Not because I think this blend of French and English is a bad thing in and of itself (it is!), or because the purity of the French language should be preserved at all costs (it should!) — but because in a serious context, it is — at best — a distraction from the substance at hand. And at worst, well …

But in France, where more and more people speak decent English, Anglo-Saxon terms are creeping in everywhere, and increasingly in the mouths of politicians who think they're being cool or smart.

Not that long ago, Emmanuel Macron was dubbed "the Franglais president" after tweeting "La démocratie est le système le plus bottom up de la terre" ...

Oh mon dieu

They call it Frenglish

It is much rarer when the linguistic invasion goes in the other direction, with far fewer English-speaking elected officials, or their electors, knowing more than a couple of words of French. (The few Brits who use it call it Frenglish)

Imagine then my horror last night watching British Prime Minister Boris Johnson berating France over the recent diplomatic clash surrounding the AUKUS submarine deal, cheekily telling UK media from Washington: "I just think it's time for some of our dearest friends around the world to prenez un grip about this and donnez-moi un break."

Cringe.
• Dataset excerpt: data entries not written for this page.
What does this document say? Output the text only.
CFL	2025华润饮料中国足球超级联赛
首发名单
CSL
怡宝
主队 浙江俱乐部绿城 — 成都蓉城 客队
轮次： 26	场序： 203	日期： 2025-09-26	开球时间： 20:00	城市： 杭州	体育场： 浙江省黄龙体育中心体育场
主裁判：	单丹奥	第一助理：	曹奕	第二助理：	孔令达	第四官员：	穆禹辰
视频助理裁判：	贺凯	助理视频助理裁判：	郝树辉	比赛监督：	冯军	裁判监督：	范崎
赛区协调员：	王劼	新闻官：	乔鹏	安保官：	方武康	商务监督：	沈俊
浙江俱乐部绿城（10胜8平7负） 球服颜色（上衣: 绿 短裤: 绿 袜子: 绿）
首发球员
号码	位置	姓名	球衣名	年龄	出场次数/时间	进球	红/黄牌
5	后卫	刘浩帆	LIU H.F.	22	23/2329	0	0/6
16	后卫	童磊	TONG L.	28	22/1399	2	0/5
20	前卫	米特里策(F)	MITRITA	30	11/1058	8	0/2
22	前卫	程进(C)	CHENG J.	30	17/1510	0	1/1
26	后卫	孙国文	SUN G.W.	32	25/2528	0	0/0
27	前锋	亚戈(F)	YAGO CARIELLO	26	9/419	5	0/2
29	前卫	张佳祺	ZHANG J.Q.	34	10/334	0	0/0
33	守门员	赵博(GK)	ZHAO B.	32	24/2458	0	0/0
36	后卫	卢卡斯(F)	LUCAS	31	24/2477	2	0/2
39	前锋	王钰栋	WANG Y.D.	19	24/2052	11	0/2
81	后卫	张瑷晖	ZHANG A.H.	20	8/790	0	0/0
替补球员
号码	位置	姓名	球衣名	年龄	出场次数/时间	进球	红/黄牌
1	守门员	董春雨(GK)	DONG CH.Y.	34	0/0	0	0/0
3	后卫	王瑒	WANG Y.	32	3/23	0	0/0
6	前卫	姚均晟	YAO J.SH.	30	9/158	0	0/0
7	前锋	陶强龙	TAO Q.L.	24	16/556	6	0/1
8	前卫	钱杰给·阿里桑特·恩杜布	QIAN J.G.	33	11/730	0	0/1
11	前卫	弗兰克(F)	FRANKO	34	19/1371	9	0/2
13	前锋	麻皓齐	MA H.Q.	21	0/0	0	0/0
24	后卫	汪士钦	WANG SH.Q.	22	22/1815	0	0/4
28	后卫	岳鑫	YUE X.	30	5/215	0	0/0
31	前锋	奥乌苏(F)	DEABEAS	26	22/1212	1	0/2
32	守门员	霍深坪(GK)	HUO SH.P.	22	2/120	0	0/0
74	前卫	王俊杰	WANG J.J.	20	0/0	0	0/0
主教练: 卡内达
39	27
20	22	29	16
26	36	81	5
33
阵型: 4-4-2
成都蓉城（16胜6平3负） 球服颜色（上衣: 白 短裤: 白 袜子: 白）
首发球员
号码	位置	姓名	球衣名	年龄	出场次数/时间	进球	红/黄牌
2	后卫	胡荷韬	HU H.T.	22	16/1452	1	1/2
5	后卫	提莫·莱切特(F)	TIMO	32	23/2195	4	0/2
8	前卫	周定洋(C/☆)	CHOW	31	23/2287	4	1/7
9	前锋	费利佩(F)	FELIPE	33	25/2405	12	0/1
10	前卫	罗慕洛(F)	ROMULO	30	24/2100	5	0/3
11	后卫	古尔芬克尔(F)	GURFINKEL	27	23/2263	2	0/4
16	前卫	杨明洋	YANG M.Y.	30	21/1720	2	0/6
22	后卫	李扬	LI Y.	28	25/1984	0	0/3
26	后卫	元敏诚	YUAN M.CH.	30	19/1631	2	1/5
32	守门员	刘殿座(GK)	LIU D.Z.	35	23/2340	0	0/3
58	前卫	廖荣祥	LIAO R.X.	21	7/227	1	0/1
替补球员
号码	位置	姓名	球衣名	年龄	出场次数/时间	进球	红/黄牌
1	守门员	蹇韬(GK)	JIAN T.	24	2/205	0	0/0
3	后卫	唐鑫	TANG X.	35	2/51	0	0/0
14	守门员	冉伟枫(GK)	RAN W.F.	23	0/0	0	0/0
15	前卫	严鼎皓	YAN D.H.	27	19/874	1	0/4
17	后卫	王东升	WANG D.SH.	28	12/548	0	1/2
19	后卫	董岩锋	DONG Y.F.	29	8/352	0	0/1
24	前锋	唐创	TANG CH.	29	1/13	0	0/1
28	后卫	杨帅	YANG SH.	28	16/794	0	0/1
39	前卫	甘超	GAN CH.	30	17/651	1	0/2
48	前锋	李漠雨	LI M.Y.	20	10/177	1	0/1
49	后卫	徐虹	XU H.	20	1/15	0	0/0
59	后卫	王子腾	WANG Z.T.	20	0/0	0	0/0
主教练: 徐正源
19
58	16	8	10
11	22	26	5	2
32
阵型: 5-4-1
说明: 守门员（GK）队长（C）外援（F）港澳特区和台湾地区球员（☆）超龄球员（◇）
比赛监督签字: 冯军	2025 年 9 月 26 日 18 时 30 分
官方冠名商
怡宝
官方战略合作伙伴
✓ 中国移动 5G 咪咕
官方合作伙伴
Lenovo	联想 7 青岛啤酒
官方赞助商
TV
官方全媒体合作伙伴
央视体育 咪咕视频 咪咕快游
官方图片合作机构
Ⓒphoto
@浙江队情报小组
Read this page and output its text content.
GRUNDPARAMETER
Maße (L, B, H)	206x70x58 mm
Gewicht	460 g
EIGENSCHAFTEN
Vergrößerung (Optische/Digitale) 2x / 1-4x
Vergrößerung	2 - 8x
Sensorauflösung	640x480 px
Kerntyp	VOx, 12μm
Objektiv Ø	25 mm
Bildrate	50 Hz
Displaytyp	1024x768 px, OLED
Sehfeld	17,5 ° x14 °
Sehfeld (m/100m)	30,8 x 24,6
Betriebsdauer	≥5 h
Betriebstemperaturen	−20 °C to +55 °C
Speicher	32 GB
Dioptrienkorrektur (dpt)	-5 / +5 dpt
Eye roll. Facepalm.
Here's the clip, in case you haven't had your morning cup of awkward.
Grincement de dents. Yeux au ciel. Tête entre les mains.

First, let me offer a quick French lesson: Sorry, BoJo, you needed the "infinitif" form here: "It's time for [us] to prendre un grip about this and me donner un break."

But that, of course (bien sûr), is not the point in this particular moment. Instead, this would-be bon mot is not just sloppy and silly, it is incredibly patronizing, particularly when discussing a multi-billion deal that sparked a deep diplomatic crisis in the Western alliance.

The colorful British politician is, alas, no stranger to verbal miscalculations and linguistic gaffes. He's also (Brexit, anyone?) not necessarily one who cares about preserving relationships with longstanding partners. This time, combining the two, even for such a shameless figure as Mr. Johnson, only one word came to my bilingual brain: Vraiment?